Hoe wordt diepgang bereikt? Uit het onderzoek blijkt dat om diepgang te bereiken een gevoel van veiligheid nodig is, alsook vragen die bij de casusinbrenger leiden tot nadenken. De geïnterviewden geven aan vooral te leren tijdens intervisie als men vragen krijgt die hen wat doen, die hen raken of tot nadenken stemmen. Dat zijn vaak vragen die zorgvuldig worden gekozen en geformuleerd. De deelnemers van de intervisiegroep vervullen een belangrijke rol voor de casusinbrenger. Zij stellen vragen die hem nieuwe kanten aan zijn intervisievraag leren zien. De geïnterviewden geven aan dat dit alleen werkt in een veilige omgeving waar sprake is van vertrouwen.
Voor intervisiegroepen kan het lastig zijn om van het eerste, concrete niveau van de casus, naar een niveau dieper te gaan. Praten over de inhoud van de casus lijkt soms erg aantrekkelijk, vooral als dit voor de deelnemers redelijk bekend terrein is, bijvoorbeeld voor collega’s. Iedereen herkent wel onderdelen van de situatie of heeft vergelijkbare ervaringen.
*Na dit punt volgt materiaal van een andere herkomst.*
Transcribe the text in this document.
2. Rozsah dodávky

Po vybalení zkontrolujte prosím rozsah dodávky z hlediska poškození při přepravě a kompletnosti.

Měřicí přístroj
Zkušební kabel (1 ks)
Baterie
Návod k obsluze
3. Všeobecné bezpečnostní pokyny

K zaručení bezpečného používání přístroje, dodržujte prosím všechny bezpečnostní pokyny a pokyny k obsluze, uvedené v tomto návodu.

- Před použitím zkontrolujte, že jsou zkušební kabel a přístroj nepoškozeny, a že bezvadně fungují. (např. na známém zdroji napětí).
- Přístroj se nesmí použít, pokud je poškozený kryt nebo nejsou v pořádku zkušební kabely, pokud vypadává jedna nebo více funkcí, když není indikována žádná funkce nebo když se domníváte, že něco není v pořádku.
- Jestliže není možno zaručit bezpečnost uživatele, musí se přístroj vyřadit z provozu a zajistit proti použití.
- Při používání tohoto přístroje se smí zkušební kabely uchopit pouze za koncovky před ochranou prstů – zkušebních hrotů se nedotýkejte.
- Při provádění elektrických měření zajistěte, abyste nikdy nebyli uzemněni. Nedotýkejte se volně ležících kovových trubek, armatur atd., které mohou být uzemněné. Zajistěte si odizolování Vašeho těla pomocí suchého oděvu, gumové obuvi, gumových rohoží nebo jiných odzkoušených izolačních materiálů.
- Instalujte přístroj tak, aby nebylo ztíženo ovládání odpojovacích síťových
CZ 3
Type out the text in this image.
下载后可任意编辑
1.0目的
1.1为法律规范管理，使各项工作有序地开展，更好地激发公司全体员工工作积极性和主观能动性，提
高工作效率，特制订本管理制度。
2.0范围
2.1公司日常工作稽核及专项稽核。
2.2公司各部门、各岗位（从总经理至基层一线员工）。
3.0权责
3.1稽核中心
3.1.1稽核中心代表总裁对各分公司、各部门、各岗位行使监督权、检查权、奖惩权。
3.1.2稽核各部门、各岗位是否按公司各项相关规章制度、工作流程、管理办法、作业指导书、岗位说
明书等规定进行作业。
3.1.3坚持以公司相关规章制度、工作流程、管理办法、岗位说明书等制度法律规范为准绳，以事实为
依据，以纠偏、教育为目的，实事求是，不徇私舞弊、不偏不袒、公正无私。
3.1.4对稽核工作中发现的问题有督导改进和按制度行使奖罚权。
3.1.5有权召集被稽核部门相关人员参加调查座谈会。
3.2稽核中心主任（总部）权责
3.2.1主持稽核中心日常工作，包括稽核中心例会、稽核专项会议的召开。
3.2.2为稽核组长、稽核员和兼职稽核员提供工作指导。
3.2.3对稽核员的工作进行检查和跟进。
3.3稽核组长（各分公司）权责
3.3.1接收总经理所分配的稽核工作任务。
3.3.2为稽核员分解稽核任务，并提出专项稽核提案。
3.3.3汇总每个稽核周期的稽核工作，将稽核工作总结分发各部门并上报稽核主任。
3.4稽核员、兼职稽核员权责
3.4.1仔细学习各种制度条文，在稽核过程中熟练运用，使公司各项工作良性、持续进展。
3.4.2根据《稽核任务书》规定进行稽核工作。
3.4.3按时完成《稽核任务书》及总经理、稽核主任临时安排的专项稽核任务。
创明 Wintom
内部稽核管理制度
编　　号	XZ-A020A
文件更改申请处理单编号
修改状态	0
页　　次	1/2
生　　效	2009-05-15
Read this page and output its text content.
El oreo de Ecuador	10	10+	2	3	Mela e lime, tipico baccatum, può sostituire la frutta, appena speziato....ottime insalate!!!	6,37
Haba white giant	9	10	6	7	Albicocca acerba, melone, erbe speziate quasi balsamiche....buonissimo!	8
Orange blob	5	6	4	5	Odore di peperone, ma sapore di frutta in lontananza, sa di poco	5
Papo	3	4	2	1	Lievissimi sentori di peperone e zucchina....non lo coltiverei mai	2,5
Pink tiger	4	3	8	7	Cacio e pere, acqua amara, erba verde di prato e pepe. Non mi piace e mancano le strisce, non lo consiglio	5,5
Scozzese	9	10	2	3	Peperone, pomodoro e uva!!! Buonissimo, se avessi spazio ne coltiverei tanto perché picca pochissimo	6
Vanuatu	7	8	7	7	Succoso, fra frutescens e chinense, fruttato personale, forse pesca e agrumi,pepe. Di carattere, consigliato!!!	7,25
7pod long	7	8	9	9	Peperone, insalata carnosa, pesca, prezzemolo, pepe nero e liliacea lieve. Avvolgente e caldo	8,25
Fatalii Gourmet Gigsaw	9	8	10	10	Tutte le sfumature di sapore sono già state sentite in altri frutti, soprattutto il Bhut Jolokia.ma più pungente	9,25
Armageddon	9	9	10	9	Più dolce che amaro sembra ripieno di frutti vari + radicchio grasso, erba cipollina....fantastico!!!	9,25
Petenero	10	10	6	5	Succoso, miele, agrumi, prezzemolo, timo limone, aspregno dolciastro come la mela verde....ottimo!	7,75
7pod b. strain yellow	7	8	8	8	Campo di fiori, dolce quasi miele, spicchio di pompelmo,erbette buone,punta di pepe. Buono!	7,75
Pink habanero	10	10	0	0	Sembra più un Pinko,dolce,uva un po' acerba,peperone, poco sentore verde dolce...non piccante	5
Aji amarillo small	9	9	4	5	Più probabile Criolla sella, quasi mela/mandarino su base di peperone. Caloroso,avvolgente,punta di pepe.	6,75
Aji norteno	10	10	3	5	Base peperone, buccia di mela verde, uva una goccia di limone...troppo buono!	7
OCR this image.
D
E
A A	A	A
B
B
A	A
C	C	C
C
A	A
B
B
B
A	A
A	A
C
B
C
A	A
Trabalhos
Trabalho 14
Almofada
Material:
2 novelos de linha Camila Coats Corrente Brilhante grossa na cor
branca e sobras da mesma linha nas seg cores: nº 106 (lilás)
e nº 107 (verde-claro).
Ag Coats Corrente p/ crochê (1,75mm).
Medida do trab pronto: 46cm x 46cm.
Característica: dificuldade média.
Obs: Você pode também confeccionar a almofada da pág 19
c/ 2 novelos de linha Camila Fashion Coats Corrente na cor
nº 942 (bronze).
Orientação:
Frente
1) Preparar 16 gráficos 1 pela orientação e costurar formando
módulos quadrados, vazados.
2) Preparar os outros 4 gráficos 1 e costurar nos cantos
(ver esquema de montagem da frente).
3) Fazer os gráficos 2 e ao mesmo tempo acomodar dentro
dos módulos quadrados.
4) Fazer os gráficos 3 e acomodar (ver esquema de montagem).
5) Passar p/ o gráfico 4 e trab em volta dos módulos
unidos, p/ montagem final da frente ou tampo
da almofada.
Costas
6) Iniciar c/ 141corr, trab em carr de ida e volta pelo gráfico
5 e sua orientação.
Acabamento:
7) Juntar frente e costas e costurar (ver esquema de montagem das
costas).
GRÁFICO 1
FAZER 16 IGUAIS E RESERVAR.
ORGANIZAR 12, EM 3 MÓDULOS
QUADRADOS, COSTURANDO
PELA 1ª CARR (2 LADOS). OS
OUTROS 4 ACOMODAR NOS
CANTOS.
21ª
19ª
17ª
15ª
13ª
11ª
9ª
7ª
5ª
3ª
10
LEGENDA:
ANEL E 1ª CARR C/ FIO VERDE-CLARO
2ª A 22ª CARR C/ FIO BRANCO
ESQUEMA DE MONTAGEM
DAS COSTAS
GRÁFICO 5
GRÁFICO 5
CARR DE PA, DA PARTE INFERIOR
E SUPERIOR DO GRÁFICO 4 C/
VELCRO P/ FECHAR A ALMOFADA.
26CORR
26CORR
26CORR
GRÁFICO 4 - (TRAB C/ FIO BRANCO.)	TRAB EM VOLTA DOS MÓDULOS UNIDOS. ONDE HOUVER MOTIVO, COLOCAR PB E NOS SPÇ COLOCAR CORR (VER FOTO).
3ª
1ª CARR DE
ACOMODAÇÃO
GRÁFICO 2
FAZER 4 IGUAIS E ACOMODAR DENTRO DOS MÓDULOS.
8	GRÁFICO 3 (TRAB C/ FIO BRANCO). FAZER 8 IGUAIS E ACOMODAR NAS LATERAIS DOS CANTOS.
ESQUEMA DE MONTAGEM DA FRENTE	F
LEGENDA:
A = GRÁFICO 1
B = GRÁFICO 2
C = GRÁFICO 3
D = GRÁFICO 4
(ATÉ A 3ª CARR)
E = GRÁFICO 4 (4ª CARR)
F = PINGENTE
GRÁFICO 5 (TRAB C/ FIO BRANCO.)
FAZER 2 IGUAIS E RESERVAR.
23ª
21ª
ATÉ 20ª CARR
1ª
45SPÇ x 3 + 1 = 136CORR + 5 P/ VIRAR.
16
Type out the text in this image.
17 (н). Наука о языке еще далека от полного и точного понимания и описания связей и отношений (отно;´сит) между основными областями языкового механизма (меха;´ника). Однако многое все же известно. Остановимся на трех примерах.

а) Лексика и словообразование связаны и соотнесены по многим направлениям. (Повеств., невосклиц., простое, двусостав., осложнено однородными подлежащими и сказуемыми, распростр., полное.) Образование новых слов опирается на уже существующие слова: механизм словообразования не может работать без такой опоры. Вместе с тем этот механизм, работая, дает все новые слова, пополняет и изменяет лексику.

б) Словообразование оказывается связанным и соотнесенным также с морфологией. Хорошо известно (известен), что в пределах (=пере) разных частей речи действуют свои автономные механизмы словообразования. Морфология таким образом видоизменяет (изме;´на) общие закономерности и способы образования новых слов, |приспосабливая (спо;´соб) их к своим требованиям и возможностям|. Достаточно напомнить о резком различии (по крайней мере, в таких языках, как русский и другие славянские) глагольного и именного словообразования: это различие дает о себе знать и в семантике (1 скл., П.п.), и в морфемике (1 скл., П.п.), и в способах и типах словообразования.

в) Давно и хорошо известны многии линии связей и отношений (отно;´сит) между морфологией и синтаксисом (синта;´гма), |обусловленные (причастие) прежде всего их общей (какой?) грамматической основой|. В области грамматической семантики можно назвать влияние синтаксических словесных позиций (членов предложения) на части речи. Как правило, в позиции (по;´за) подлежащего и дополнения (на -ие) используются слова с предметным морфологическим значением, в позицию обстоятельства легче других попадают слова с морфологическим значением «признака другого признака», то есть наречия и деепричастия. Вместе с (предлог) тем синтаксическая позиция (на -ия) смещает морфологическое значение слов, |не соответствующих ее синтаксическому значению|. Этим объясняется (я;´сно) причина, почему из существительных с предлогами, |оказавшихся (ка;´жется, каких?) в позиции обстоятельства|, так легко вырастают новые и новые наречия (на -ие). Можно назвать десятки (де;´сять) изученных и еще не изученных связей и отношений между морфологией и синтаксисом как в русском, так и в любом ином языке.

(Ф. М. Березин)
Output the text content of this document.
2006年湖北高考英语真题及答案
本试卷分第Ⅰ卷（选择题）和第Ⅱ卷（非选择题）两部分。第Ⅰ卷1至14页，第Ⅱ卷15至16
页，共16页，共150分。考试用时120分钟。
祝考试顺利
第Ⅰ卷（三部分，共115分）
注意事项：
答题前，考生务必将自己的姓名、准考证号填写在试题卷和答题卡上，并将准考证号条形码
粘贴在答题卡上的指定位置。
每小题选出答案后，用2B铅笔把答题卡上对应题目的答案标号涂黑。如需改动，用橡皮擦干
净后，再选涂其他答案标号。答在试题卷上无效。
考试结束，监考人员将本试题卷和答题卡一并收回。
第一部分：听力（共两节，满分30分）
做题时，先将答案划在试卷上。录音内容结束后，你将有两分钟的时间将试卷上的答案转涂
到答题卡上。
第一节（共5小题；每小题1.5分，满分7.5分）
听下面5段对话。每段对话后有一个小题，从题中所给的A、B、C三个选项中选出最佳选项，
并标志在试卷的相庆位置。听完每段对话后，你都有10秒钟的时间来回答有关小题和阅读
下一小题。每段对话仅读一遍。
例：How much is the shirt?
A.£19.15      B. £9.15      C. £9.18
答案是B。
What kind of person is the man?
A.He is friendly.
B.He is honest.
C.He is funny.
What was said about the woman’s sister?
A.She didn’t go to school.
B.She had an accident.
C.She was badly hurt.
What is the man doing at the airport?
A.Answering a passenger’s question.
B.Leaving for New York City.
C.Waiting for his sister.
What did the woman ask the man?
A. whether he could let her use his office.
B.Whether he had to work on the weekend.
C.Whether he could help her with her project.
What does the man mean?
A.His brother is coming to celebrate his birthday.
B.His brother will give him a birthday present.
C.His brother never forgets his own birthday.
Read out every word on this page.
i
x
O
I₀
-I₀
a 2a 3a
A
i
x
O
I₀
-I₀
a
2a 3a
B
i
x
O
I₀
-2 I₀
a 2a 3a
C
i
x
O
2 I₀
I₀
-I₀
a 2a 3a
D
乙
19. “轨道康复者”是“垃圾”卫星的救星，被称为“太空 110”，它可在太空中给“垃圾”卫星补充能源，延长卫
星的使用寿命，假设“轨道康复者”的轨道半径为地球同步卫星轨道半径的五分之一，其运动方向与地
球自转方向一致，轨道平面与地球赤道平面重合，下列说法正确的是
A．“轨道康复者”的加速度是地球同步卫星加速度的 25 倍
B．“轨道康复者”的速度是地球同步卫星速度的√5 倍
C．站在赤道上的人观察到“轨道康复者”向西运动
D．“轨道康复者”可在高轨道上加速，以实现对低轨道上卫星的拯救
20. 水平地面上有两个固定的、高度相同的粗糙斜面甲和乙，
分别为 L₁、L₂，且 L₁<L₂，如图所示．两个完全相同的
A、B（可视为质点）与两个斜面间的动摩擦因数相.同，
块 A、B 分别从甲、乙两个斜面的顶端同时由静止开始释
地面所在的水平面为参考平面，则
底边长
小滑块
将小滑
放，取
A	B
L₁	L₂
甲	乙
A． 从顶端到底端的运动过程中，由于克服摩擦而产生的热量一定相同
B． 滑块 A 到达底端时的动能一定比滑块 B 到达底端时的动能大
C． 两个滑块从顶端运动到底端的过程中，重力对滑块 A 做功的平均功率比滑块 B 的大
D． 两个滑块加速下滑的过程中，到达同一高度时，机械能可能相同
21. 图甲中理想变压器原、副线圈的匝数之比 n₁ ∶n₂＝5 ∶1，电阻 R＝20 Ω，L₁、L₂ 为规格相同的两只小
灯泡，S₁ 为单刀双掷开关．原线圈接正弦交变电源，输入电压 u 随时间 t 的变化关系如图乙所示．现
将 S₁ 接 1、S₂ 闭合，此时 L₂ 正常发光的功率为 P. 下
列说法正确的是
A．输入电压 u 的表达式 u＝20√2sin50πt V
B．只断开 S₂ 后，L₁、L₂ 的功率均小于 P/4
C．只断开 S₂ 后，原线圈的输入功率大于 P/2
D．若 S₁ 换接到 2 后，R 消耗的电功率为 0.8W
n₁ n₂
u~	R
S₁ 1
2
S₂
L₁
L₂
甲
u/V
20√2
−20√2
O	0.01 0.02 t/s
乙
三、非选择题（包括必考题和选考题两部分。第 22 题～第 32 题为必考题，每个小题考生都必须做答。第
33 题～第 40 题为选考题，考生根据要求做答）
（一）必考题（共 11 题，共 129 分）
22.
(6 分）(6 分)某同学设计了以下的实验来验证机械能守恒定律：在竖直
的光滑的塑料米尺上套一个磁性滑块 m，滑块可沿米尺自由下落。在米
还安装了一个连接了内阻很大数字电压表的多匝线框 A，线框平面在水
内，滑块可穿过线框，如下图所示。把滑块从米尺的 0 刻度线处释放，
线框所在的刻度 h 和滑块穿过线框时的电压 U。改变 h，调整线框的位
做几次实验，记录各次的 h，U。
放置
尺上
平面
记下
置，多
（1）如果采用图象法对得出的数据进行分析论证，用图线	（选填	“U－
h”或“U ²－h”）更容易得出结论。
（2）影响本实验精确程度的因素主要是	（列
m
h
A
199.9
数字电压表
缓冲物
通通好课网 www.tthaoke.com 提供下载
Praten over kenmerken of opvattingen van de casusinbrenger is ingewikkelder en persoonlijker. Soms omdat hij ze niet kent, zich er niet bewust van is. Bij het verleggen van de focus op de casus naar de focus op de casusinbrenger helpt het om een intervisiemethode te gebruiken. Daar horen vragen bij van de deelnemers die de casusinbrenger in staat stellen dat terrein te gaan verkennen. De vragen moeten bijdragen aan het onderzoeken daarvan. Dat vraagt erom de focus juist op de rol van de casusinbrenger in deze situatie te leggen in plaats van op de casus.